By default the ‘Export for Data Studio’ location is ‘My Drive > Screaming Frog SEO Spider > Project Name > [task_name]_crawl_summary_report’.
Now make a copy of our URL Inspection Monitoring Data Studio template and connect to your own Google Sheet with data from the ‘Export for Data Studio’ crawl summary report.
You now have a daily index monitoring system for the most important URLs on the website, which will alert you to any URLs that are not indexed, or have issues.
⭐️Update website cache using Python and the Google PageSpeed Insights API
First, you will need to create a Google API key to access the PageSpeed Insights API. To do this, go to the Google Cloud Console (https://console.cloud.google.com/) and sign in with your Google account.
- Once you’re signed in, create a new project by clicking on the “Select a project” dropdown at the top of the screen and clicking on “New Project”. Give your project a name and click “Create”.
- With your new project selected, go to the “APIs & Services” section of the Cloud Console and click on “Dashboard”. From there, click on “ENABLE APIS AND SERVICES”.
- In the search bar, search for “PageSpeed Insights API” and click on the result.
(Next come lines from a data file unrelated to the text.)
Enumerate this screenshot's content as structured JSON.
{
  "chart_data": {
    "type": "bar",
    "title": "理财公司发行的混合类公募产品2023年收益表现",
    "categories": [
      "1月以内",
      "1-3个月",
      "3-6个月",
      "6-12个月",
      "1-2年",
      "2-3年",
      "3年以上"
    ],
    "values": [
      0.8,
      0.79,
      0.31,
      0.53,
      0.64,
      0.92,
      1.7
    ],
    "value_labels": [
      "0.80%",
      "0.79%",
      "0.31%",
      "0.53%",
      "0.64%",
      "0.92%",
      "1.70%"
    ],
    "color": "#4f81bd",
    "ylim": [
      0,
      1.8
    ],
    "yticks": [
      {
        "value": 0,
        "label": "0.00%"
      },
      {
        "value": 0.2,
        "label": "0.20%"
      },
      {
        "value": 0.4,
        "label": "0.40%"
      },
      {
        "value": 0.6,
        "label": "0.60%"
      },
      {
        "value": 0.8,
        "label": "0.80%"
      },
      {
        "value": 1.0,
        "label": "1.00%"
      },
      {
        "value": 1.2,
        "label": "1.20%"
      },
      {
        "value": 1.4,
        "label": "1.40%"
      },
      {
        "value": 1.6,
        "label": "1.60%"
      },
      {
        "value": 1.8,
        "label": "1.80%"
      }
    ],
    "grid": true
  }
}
Then, click on “Enable” to enable the API for your project.
- Next, you will need to create an API key to use with the PageSpeed Insights API. Go to the “Credentials” section of the Cloud Console and click on “Create credentials”. Choose “API key” from the dropdown and click “Create”. Your API key will be displayed on the screen.
- Now that you have your API key, you can use Python to update website cache using the PageSpeed Insights API. Open up your favorite text editor or Python IDE and create a new Python file.
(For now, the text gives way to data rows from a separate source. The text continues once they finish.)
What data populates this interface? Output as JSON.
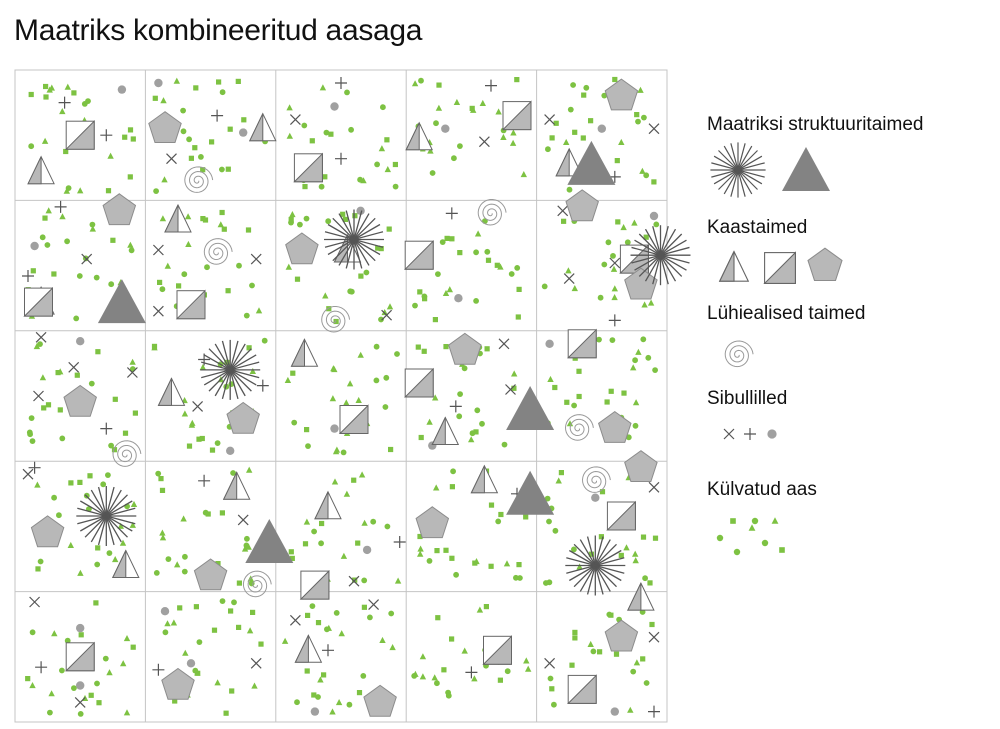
{
  "title": "Maatriks kombineeritud aasaga",
  "legend": [
    {
      "label": "Maatriksi struktuuritaimed",
      "symbols": [
        "starburst-icon",
        "triangle-icon"
      ]
    },
    {
      "label": "Kaastaimed",
      "symbols": [
        "half-triangle-icon",
        "half-square-icon",
        "pentagon-icon"
      ]
    },
    {
      "label": "Lühiealised taimed",
      "symbols": [
        "spiral-icon"
      ]
    },
    {
      "label": "Sibullilled",
      "symbols": [
        "cross-icon",
        "plus-icon",
        "dot-icon"
      ]
    },
    {
      "label": "Külvatud aas",
      "symbols": [
        "seed-mix-icon"
      ]
    }
  ],
  "grid": {
    "rows": 5,
    "cols": 5
  },
  "colors": {
    "meadow_green": "#7dc242",
    "structure_dark": "#838383",
    "companion_light": "#b8b8b8",
    "line_grey": "#555555",
    "grid_line": "#c4c4c4"
  },
  "plants": {
    "starburst": [
      [
        2,
        1,
        0.6,
        0.3
      ],
      [
        4,
        1,
        0.95,
        0.42
      ],
      [
        1,
        2,
        0.65,
        0.3
      ],
      [
        4,
        3,
        0.45,
        0.8
      ],
      [
        0,
        3,
        0.7,
        0.42
      ]
    ],
    "triangle": [
      [
        4,
        0,
        0.42,
        0.72
      ],
      [
        0,
        1,
        0.82,
        0.78
      ],
      [
        1,
        3,
        0.95,
        0.62
      ],
      [
        3,
        2,
        0.95,
        0.6
      ],
      [
        3,
        3,
        0.95,
        0.25
      ]
    ],
    "half_square": [
      [
        0,
        0,
        0.5,
        0.5
      ],
      [
        3,
        0,
        0.85,
        0.35
      ],
      [
        1,
        1,
        0.35,
        0.8
      ],
      [
        0,
        1,
        0.18,
        0.78
      ],
      [
        2,
        0,
        0.25,
        0.75
      ],
      [
        2,
        2,
        0.6,
        0.68
      ],
      [
        2,
        3,
        0.3,
        0.95
      ],
      [
        3,
        1,
        0.1,
        0.42
      ],
      [
        3,
        2,
        0.1,
        0.4
      ],
      [
        4,
        1,
        0.75,
        0.45
      ],
      [
        4,
        2,
        0.35,
        0.1
      ],
      [
        4,
        3,
        0.65,
        0.42
      ],
      [
        0,
        4,
        0.5,
        0.5
      ],
      [
        3,
        4,
        0.7,
        0.45
      ],
      [
        4,
        4,
        0.35,
        0.75
      ]
    ],
    "half_tri": [
      [
        0,
        0,
        0.2,
        0.78
      ],
      [
        1,
        0,
        0.9,
        0.45
      ],
      [
        3,
        0,
        0.1,
        0.52
      ],
      [
        4,
        0,
        0.25,
        0.72
      ],
      [
        1,
        1,
        0.25,
        0.15
      ],
      [
        0,
        1,
        0.2,
        0.78
      ],
      [
        2,
        1,
        0.55,
        0.38
      ],
      [
        1,
        2,
        0.2,
        0.48
      ],
      [
        2,
        2,
        0.22,
        0.18
      ],
      [
        3,
        2,
        0.3,
        0.78
      ],
      [
        1,
        3,
        0.7,
        0.2
      ],
      [
        3,
        3,
        0.6,
        0.15
      ],
      [
        2,
        3,
        0.4,
        0.35
      ],
      [
        0,
        3,
        0.85,
        0.8
      ],
      [
        2,
        4,
        0.25,
        0.45
      ],
      [
        4,
        4,
        0.8,
        0.05
      ]
    ],
    "pentagon": [
      [
        1,
        0,
        0.15,
        0.45
      ],
      [
        4,
        0,
        0.65,
        0.2
      ],
      [
        0,
        1,
        0.8,
        0.08
      ],
      [
        2,
        1,
        0.2,
        0.38
      ],
      [
        4,
        1,
        0.35,
        0.05
      ],
      [
        4,
        1,
        0.8,
        0.65
      ],
      [
        0,
        2,
        0.5,
        0.55
      ],
      [
        1,
        2,
        0.75,
        0.68
      ],
      [
        3,
        2,
        0.45,
        0.15
      ],
      [
        4,
        2,
        0.6,
        0.75
      ],
      [
        0,
        3,
        0.25,
        0.55
      ],
      [
        1,
        3,
        0.5,
        0.88
      ],
      [
        3,
        3,
        0.2,
        0.48
      ],
      [
        4,
        3,
        0.8,
        0.05
      ],
      [
        1,
        4,
        0.25,
        0.72
      ],
      [
        2,
        4,
        0.8,
        0.85
      ],
      [
        4,
        4,
        0.65,
        0.35
      ]
    ],
    "spiral": [
      [
        1,
        0,
        0.4,
        0.85
      ],
      [
        1,
        1,
        0.55,
        0.4
      ],
      [
        3,
        1,
        0.65,
        0.1
      ],
      [
        2,
        1,
        0.45,
        0.92
      ],
      [
        0,
        2,
        0.85,
        0.95
      ],
      [
        4,
        2,
        0.32,
        0.75
      ],
      [
        1,
        3,
        0.85,
        0.95
      ],
      [
        4,
        3,
        0.45,
        0.15
      ]
    ],
    "cross": [
      [
        2,
        0,
        0.15,
        0.38
      ],
      [
        3,
        0,
        0.6,
        0.55
      ],
      [
        4,
        0,
        0.1,
        0.38
      ],
      [
        4,
        0,
        0.9,
        0.45
      ],
      [
        1,
        0,
        0.2,
        0.68
      ],
      [
        0,
        1,
        0.55,
        0.45
      ],
      [
        1,
        1,
        0.1,
        0.38
      ],
      [
        1,
        1,
        0.85,
        0.45
      ],
      [
        1,
        1,
        0.1,
        0.85
      ],
      [
        2,
        1,
        0.85,
        0.88
      ],
      [
        4,
        1,
        0.2,
        0.08
      ],
      [
        4,
        1,
        0.6,
        0.48
      ],
      [
        4,
        1,
        0.25,
        0.6
      ],
      [
        0,
        2,
        0.2,
        0.05
      ],
      [
        0,
        2,
        0.45,
        0.28
      ],
      [
        0,
        2,
        0.9,
        0.32
      ],
      [
        0,
        2,
        0.18,
        0.5
      ],
      [
        1,
        2,
        0.4,
        0.58
      ],
      [
        3,
        2,
        0.75,
        0.1
      ],
      [
        3,
        2,
        0.8,
        0.45
      ],
      [
        0,
        3,
        0.1,
        0.1
      ],
      [
        4,
        3,
        0.9,
        0.2
      ],
      [
        1,
        3,
        0.75,
        0.45
      ],
      [
        2,
        3,
        0.6,
        0.92
      ],
      [
        0,
        4,
        0.15,
        0.08
      ],
      [
        0,
        4,
        0.5,
        0.85
      ],
      [
        2,
        4,
        0.15,
        0.22
      ],
      [
        2,
        4,
        0.75,
        0.1
      ],
      [
        1,
        4,
        0.85,
        0.55
      ],
      [
        4,
        4,
        0.9,
        0.35
      ],
      [
        4,
        4,
        0.1,
        0.55
      ]
    ],
    "plus": [
      [
        0,
        0,
        0.38,
        0.25
      ],
      [
        0,
        0,
        0.7,
        0.5
      ],
      [
        1,
        0,
        0.55,
        0.35
      ],
      [
        2,
        0,
        0.5,
        0.1
      ],
      [
        2,
        0,
        0.5,
        0.68
      ],
      [
        3,
        0,
        0.65,
        0.12
      ],
      [
        4,
        0,
        0.6,
        0.82
      ],
      [
        0,
        1,
        0.35,
        0.05
      ],
      [
        0,
        1,
        0.1,
        0.58
      ],
      [
        3,
        1,
        0.35,
        0.1
      ],
      [
        4,
        1,
        0.6,
        0.92
      ],
      [
        1,
        2,
        0.45,
        0.22
      ],
      [
        1,
        2,
        0.9,
        0.42
      ],
      [
        0,
        2,
        0.7,
        0.75
      ],
      [
        3,
        2,
        0.38,
        0.58
      ],
      [
        0,
        3,
        0.15,
        0.05
      ],
      [
        1,
        3,
        0.45,
        0.15
      ],
      [
        3,
        3,
        0.85,
        0.25
      ],
      [
        2,
        3,
        0.95,
        0.62
      ],
      [
        0,
        4,
        0.2,
        0.58
      ],
      [
        1,
        4,
        0.1,
        0.6
      ],
      [
        2,
        4,
        0.4,
        0.45
      ],
      [
        3,
        4,
        0.5,
        0.62
      ],
      [
        4,
        4,
        0.9,
        0.92
      ]
    ],
    "grey_dot": [
      [
        0,
        0,
        0.82,
        0.15
      ],
      [
        1,
        0,
        0.1,
        0.1
      ],
      [
        1,
        0,
        0.75,
        0.48
      ],
      [
        2,
        0,
        0.45,
        0.28
      ],
      [
        3,
        0,
        0.3,
        0.45
      ],
      [
        4,
        0,
        0.5,
        0.45
      ],
      [
        0,
        1,
        0.15,
        0.35
      ],
      [
        2,
        1,
        0.65,
        0.08
      ],
      [
        3,
        1,
        0.4,
        0.75
      ],
      [
        4,
        1,
        0.9,
        0.12
      ],
      [
        0,
        2,
        0.5,
        0.08
      ],
      [
        1,
        2,
        0.65,
        0.92
      ],
      [
        2,
        2,
        0.45,
        0.75
      ],
      [
        4,
        2,
        0.1,
        0.1
      ],
      [
        3,
        2,
        0.2,
        0.88
      ],
      [
        4,
        3,
        0.45,
        0.28
      ],
      [
        2,
        3,
        0.7,
        0.68
      ],
      [
        0,
        4,
        0.5,
        0.28
      ],
      [
        0,
        4,
        0.5,
        0.72
      ],
      [
        1,
        4,
        0.15,
        0.15
      ],
      [
        1,
        4,
        0.35,
        0.55
      ],
      [
        4,
        4,
        0.6,
        0.92
      ],
      [
        2,
        4,
        0.3,
        0.92
      ]
    ]
  }
}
In your Python file, import the necessary libraries:
import requests
import json
Define the API endpoint and parameters for the PageSpeed Insights API. Replace “YOUR_API_KEY” with your actual API key, and replace “https://example.com” with the URL of the website you want to analyze:
url = “https://www.googleapis.com/pagespeedonline/v5/runPagespeed”
params = {
“url”: “https://example.com”,
“strategy”: “desktop”,
“fields”: “lighthouseResult/cachedPages/cachedHtml”,
“key”: “YOUR_API_KEY”
}
Make an HTTP GET request to the API endpoint using the requests library.
import requests
import json
Parse the JSON response using the json library.
# Parse the JSON response
data = json.loads(response.content)
Extract the cached HTML data from the response
# Extract the relevant data from the response
cached_html = data[“lighthouseResult”][“cachedPages”][“cachedHtml”]
Update the cache with the new data by creating a dictionary with the key “website_data” and the value of the cached HTML data. You can use any caching mechanism you like, such as writing the data to disk or storing it in a database
# Update the cache with the new data
cache = {“website_data”: cached_html}
# code to write the updated cache back to disk or a database
Save your Python file and run it using the command line or your IDE’s run command. If everything is set up correctly, your Python code should make a request to the PageSpeed Insights API, retrieve the cached HTML data, and update your website cache accordingly.
That’s it! By following these steps, you should now be able to update website cache using Python and the Google PageSpeed Insights API.
Full Python Code:
import requests
import json
# Define the API endpoint and parameters
url = “https://www.googleapis.com/pagespeedonline/v5/runPagespeed”
params = {
“url”: “https://example.com”,
“strategy”: “desktop”,
“fields”: “lighthouseResult/cachedPages/cachedHtml”,
“key”: “YOUR_API_KEY”
}
# Make an HTTP GET request to the API endpoint
response = requests.get(url, params=params)
# Parse the JSON response
data = json.loads(response.content)
# Extract the relevant data from the response
cached_html = data[“lighthouseResult”][“cachedPages”][“cachedHtml”]
# Update the cache with the new data
cache = {“website_data”: cached_html}
# code to write the updated cache back to disk or a database
These undenied technical SEO factors will certainly going to improve your SEO campaign performance. So don’t hesitate to get it implemented right away!